After Zeze's father gets fired, the whole family moves, and the new house has a few trees that each of the siblings claims. After having all the trees taken, Zeze gets upset, but one of his older sisters, Gloria, suggests looking in the backyard and Zeze soon discovers a small orange tree. At first, Zeze doesn't like his tree, but he finds out that amazingly, he can communicate with it. He gives the tree a name, Minguinho, and the two become best friends.

Even after meeting a companion, Zeze continues his naughty pranks, and he finally decides to hang on the back of the car of a Portuguese man called Manuel Valadares. Unfortunately Zeze gets busted and Valadares humiliates him in public, causing Zeze to vow to take his revenge. However, Valadares attributes Zeze's attitude to the fact that he's a child and offers Zeze his friendship. With this relationship, Zeze learns what real love is.

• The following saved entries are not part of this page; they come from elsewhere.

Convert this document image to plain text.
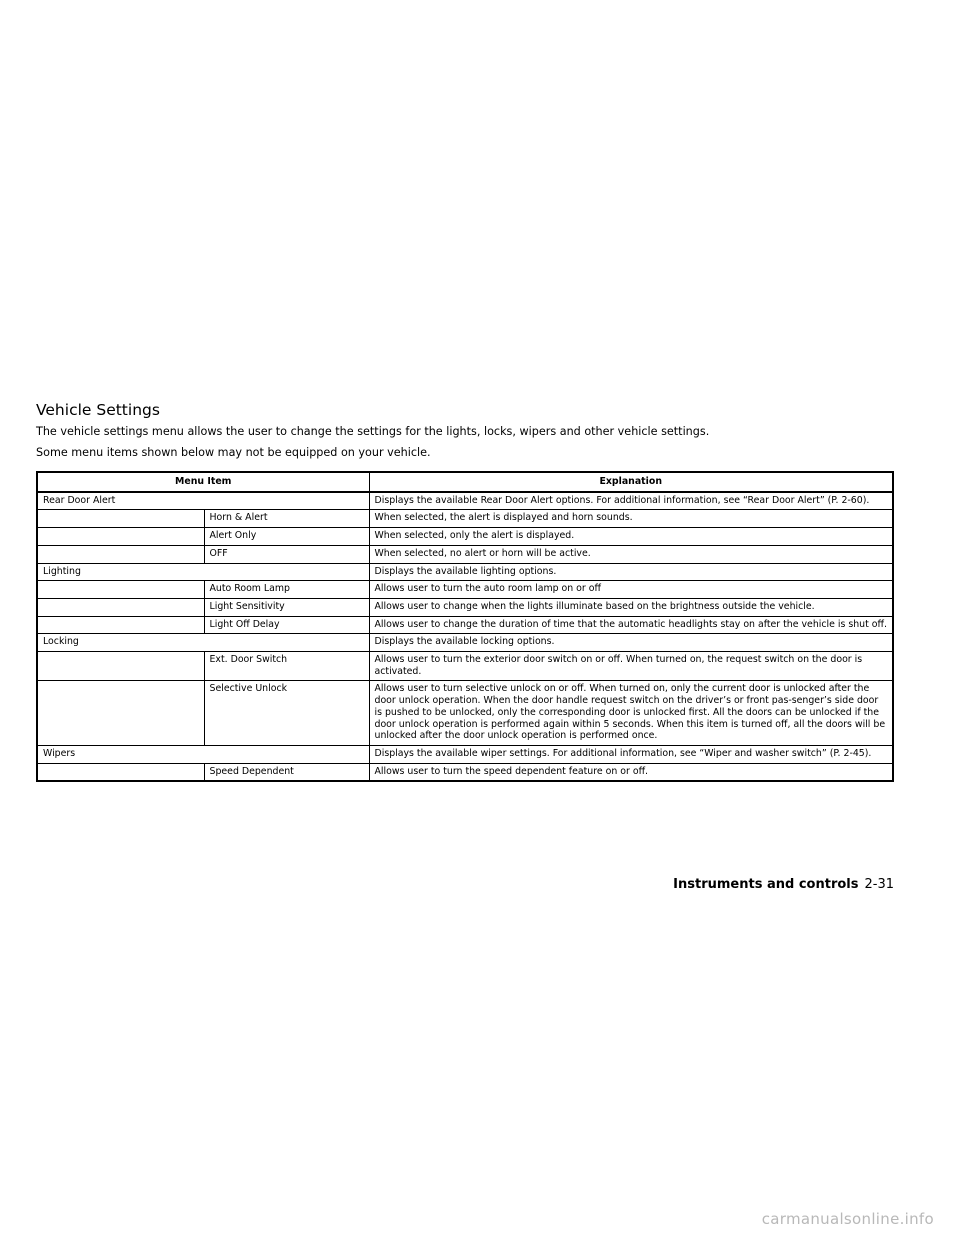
Vehicle Settings

The vehicle settings menu allows the user to change the settings for the lights, locks, wipers and other vehicle settings.

Some menu items shown below may not be equipped on your vehicle.

Menu Item		Explanation
Rear Door Alert		Displays the available Rear Door Alert options. For additional information, see “Rear Door Alert” (P. 2-60).
	Horn & Alert	When selected, the alert is displayed and horn sounds.
	Alert Only	When selected, only the alert is displayed.
	OFF	When selected, no alert or horn will be active.
Lighting		Displays the available lighting options.
	Auto Room Lamp	Allows user to turn the auto room lamp on or off
	Light Sensitivity	Allows user to change when the lights illuminate based on the brightness outside the vehicle.
	Light Off Delay	Allows user to change the duration of time that the automatic headlights stay on after the vehicle is shut off.
Locking		Displays the available locking options.
	Ext. Door Switch	Allows user to turn the exterior door switch on or off. When turned on, the request switch on the door is activated.
	Selective Unlock	Allows user to turn selective unlock on or off. When turned on, only the current door is unlocked after the door unlock operation. When the door handle request switch on the driver’s or front pas-senger’s side door is pushed to be unlocked, only the corresponding door is unlocked first. All the doors can be unlocked if the door unlock operation is performed again within 5 seconds. When this item is turned off, all the doors will be unlocked after the door unlock operation is performed once.
Wipers		Displays the available wiper settings. For additional information, see “Wiper and washer switch” (P. 2-45).
	Speed Dependent	Allows user to turn the speed dependent feature on or off.
Instruments and controls 2-31
carmanualsonline.info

The two of them share many memories as good friends, but sadly, Valadares dies in a train accident. Zeze goes through serious mental trauma that causes illness. In the end, Zeze overcomes the trauma, but loses the ability to talk to Minguinho. Zeze also hears the news from his father that he has got a new job and their life will be better. However, Zeze confesses he feels he has killed his father in his mind for the treatment he has given him and expresses sorrow at losing his ‘real’ father, Manuel Valadares.

== Adaptations ==
This book was first adapted into a film in 1970, directed by Aurélio Teixeira. Three telenovelas based on the work were created: in 1970, shown by TV Tupi; in 1980 and 1998, shown by Rede Bandeirantes. In 2003, the work was published in South Korea, in comic book form, in an edition with 224 illustrated pages. In 2012, a new film version, directed by Marcos Bernstein, was produced and shown during the Rio Festival, which began on April 19, 2013.